D’abord, je voudrais préciser que j’étais en mission dans l’archipel pour le compte des Amis d’Agalega et non en tant que représentant de l’OIDC. J’ai été témoin d’une profonde colère des habitants, qui bouillonne depuis plusieurs mois concernant la manière dont l’archipel est géré. Et cette lettre de l’OIDC à Arnaud Poulay n’a fait que renforcer ce mécontentement. La communauté agaléenne, dans son ensemble, est bien en colère envers l’administration publique à cause de cette lettre. Les Agaléens dans l’archipel et ceux résidant à Maurice disent “enough !”. J’ai fait part de ces sentiments à la ministre Daureeawoo et aux cadres de son ministère lors de la réunion de mardi dernier, soit au lendemain de mon retour à Maurice.

Êtes-vous satisfait de cette réunion avec la vice-première ministre et ministre des Îles éparses dans le sillage de ces dernières agitations ?
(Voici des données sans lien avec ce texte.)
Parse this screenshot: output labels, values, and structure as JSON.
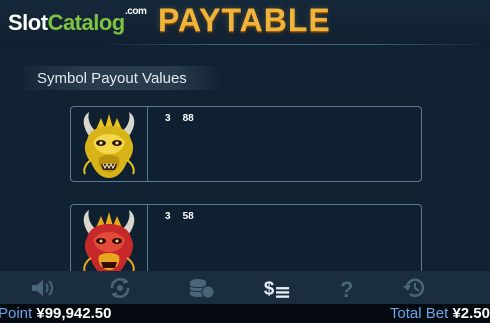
{
  "logo": {
    "part1": "Slot",
    "part2": "Catalog",
    "suffix": ".com"
  },
  "page_title": "PAYTABLE",
  "section_title": "Symbol Payout Values",
  "symbols": [
    {
      "name": "gold-dragon",
      "count": "3",
      "payout": "88"
    },
    {
      "name": "red-dragon",
      "count": "3",
      "payout": "58"
    }
  ],
  "toolbar": {
    "items": [
      "sound-icon",
      "autoplay-icon",
      "coins-icon",
      "paytable-icon",
      "help-icon",
      "history-icon"
    ]
  },
  "status": {
    "point_label": "Point",
    "point_value": "¥99,942.50",
    "bet_label": "Total Bet",
    "bet_value": "¥2.50"
  },
  "colors": {
    "title_gold": "#f0b43a",
    "logo_green": "#7ec242",
    "status_label_blue": "#6ba6e6",
    "card_border": "#5a7a98"
  }
}
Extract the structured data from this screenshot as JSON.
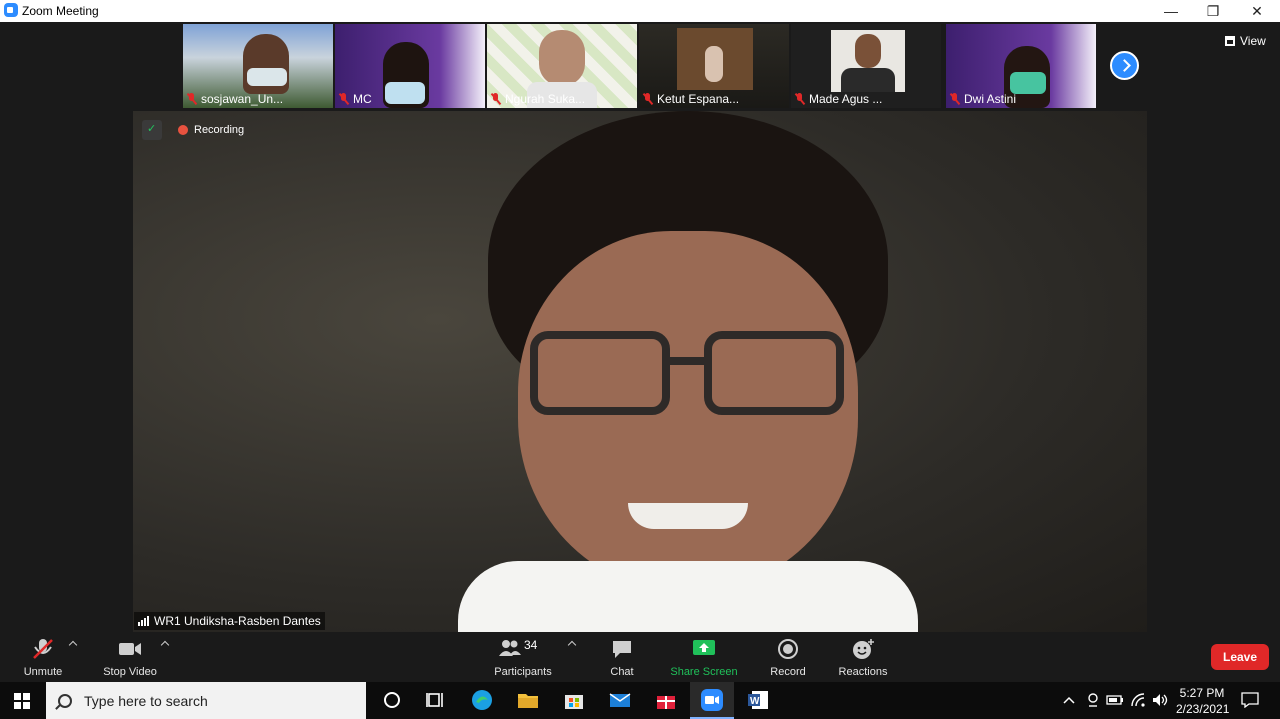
{
  "window": {
    "title": "Zoom Meeting",
    "minimize": "—",
    "restore": "❐",
    "close": "✕"
  },
  "gallery": {
    "participants": [
      {
        "name": "sosjawan_Un...",
        "bg": "#4f6a8a"
      },
      {
        "name": "MC",
        "bg": "#4a2a7a"
      },
      {
        "name": "Ngurah Suka...",
        "bg": "#dcdcd4"
      },
      {
        "name": "Ketut Espana...",
        "bg": "#2a2620"
      },
      {
        "name": "Made Agus ...",
        "bg": "#1f1f1f"
      },
      {
        "name": "Dwi Astini",
        "bg": "#4a2a7a"
      }
    ],
    "view_label": "View"
  },
  "main_video": {
    "recording_label": "Recording",
    "speaker_name": "WR1 Undiksha-Rasben Dantes"
  },
  "toolbar": {
    "unmute": "Unmute",
    "stop_video": "Stop Video",
    "participants": "Participants",
    "participants_count": "34",
    "chat": "Chat",
    "share_screen": "Share Screen",
    "record": "Record",
    "reactions": "Reactions",
    "leave": "Leave"
  },
  "taskbar": {
    "search_placeholder": "Type here to search",
    "time": "5:27 PM",
    "date": "2/23/2021"
  },
  "colors": {
    "accent": "#2d8cff",
    "share_green": "#20c05a",
    "leave_red": "#e02828"
  }
}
Dans l’ensemble, c’était une réunion positive. Alain Langlois et moi-même avons eu le temps d’exposer tous les problèmes qui durent depuis des décennies et qui irritent les habitants. Nous avons exprimé notre mécontentement au sujet de la gestion de l’archipel par l’OIDC et la ministre nous a demandé des précisions et des explications sur plusieurs points que nous avons soulevés. Elle a témoigné un grand intérêt sur le dossier Agalega et j’espère que les choses changeront dans la bonne direction pour le bien-être de la population agaléenne.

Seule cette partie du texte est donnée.